Continuano a calare le richieste di certificazione di sementi di frumento duro in Italia e il rischio è che per la campagna autunno-vernina si riproponga la situazione vissuta lo scorso anno che evidenziava un impiego di seme non certificato superiore al 50% della superficie coltivata. A lanciare l’allarme è Assosementi, l’associazione che riunisce le imprese sementiere italiane.
«Secondo i numeri diffusi dal Crea-Dc, l’ente responsabile della certificazione delle sementi in Italia, le domande dei cartellini ufficiali per la campagna cerealicola in corso vivono una fase di stagnazione - ha dichiarato Franco Brazzabeni, presidente della Sezione cereali di Assosementi -. A preoccupare è soprattutto il comparto del frumento duro, dove le richieste di certificazione ammontano ad appena 178 mila tonnellate, in flessione quindi del 12% rispetto a dodici mesi fa.

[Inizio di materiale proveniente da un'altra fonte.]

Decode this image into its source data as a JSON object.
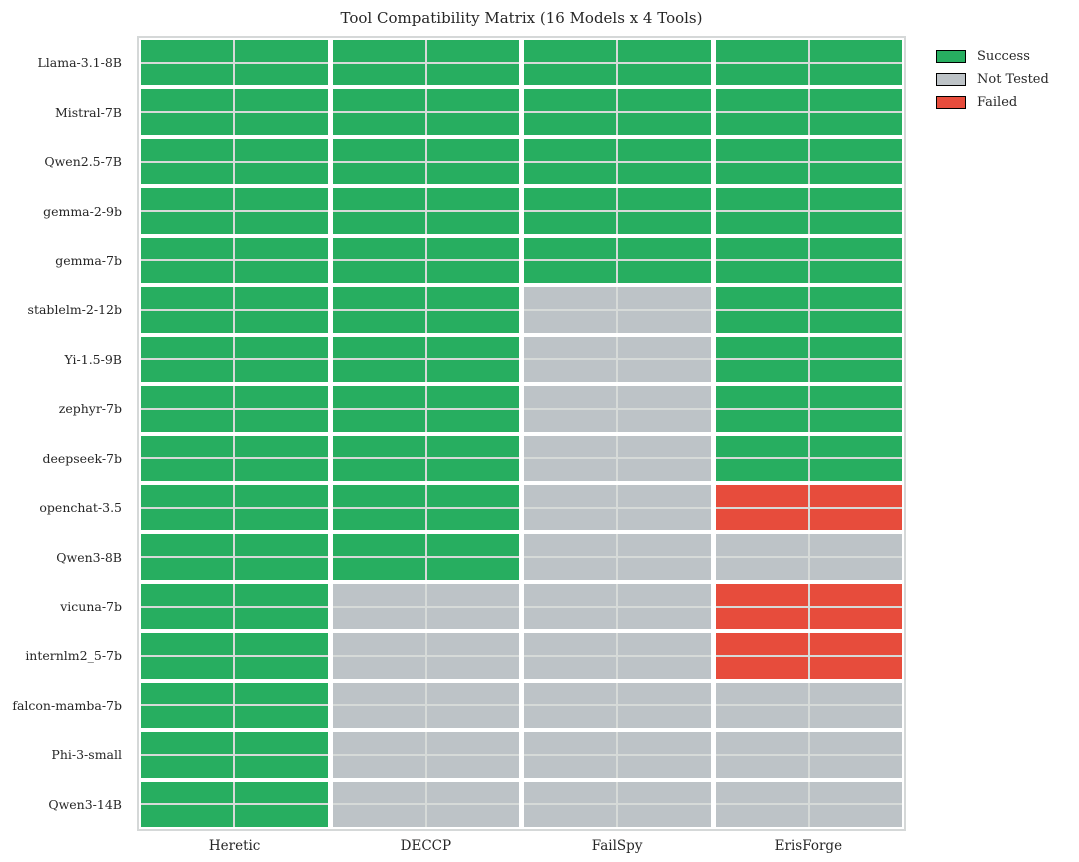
{
  "chart_data": {
    "type": "heatmap",
    "title": "Tool Compatibility Matrix (16 Models x 4 Tools)",
    "models": [
      "Llama-3.1-8B",
      "Mistral-7B",
      "Qwen2.5-7B",
      "gemma-2-9b",
      "gemma-7b",
      "stablelm-2-12b",
      "Yi-1.5-9B",
      "zephyr-7b",
      "deepseek-7b",
      "openchat-3.5",
      "Qwen3-8B",
      "vicuna-7b",
      "internlm2_5-7b",
      "falcon-mamba-7b",
      "Phi-3-small",
      "Qwen3-14B"
    ],
    "tools": [
      "Heretic",
      "DECCP",
      "FailSpy",
      "ErisForge"
    ],
    "matrix": [
      [
        "success",
        "success",
        "success",
        "success"
      ],
      [
        "success",
        "success",
        "success",
        "success"
      ],
      [
        "success",
        "success",
        "success",
        "success"
      ],
      [
        "success",
        "success",
        "success",
        "success"
      ],
      [
        "success",
        "success",
        "success",
        "success"
      ],
      [
        "success",
        "success",
        "not_tested",
        "success"
      ],
      [
        "success",
        "success",
        "not_tested",
        "success"
      ],
      [
        "success",
        "success",
        "not_tested",
        "success"
      ],
      [
        "success",
        "success",
        "not_tested",
        "success"
      ],
      [
        "success",
        "success",
        "not_tested",
        "failed"
      ],
      [
        "success",
        "success",
        "not_tested",
        "not_tested"
      ],
      [
        "success",
        "not_tested",
        "not_tested",
        "failed"
      ],
      [
        "success",
        "not_tested",
        "not_tested",
        "failed"
      ],
      [
        "success",
        "not_tested",
        "not_tested",
        "not_tested"
      ],
      [
        "success",
        "not_tested",
        "not_tested",
        "not_tested"
      ],
      [
        "success",
        "not_tested",
        "not_tested",
        "not_tested"
      ]
    ],
    "legend": [
      {
        "label": "Success",
        "status": "success"
      },
      {
        "label": "Not Tested",
        "status": "not_tested"
      },
      {
        "label": "Failed",
        "status": "failed"
      }
    ],
    "colors": {
      "success": "#27ae60",
      "not_tested": "#bdc3c7",
      "failed": "#e74c3c"
    },
    "layout_hints": {
      "legend_position": "outside upper right",
      "cell_subdivision": "2x2",
      "grid": "white gaps between cell groups, thin light lines inside groups",
      "x_axis_label": "",
      "y_axis_label": ""
    }
  }
}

Il dato è dunque allarmante, tanto più se si considera che il frumento duro è la materia prima da cui si ottiene la pasta, alimento principe della nostra dieta e simbolo di italianità nel mondo».
«Le criticità del settore cerealicolo vanno affrontate in un contesto di filiera, con il seme certificato come denominatore comune - ha aggiunto Brazzabeni -. L’uso del seme certificato assicura infatti evidenti vantaggi ad agricoltori, stoccatori, trasformatori e anche ai consumatori, oggi sempre più attenti alla piena tracciabilità delle produzioni».
«Auspichiamo che il lavoro delle istituzioni si muova sempre di più verso il sostegno delle produzioni tracciate e favorisca le sinergie di filiera dei prodotti made in Italy, nelle quali il seme certificato deve rappresentare la base irrinunciabile. Senza seme certificato non ha senso parlare di tracciabilità» ha concluso Brazzabeni.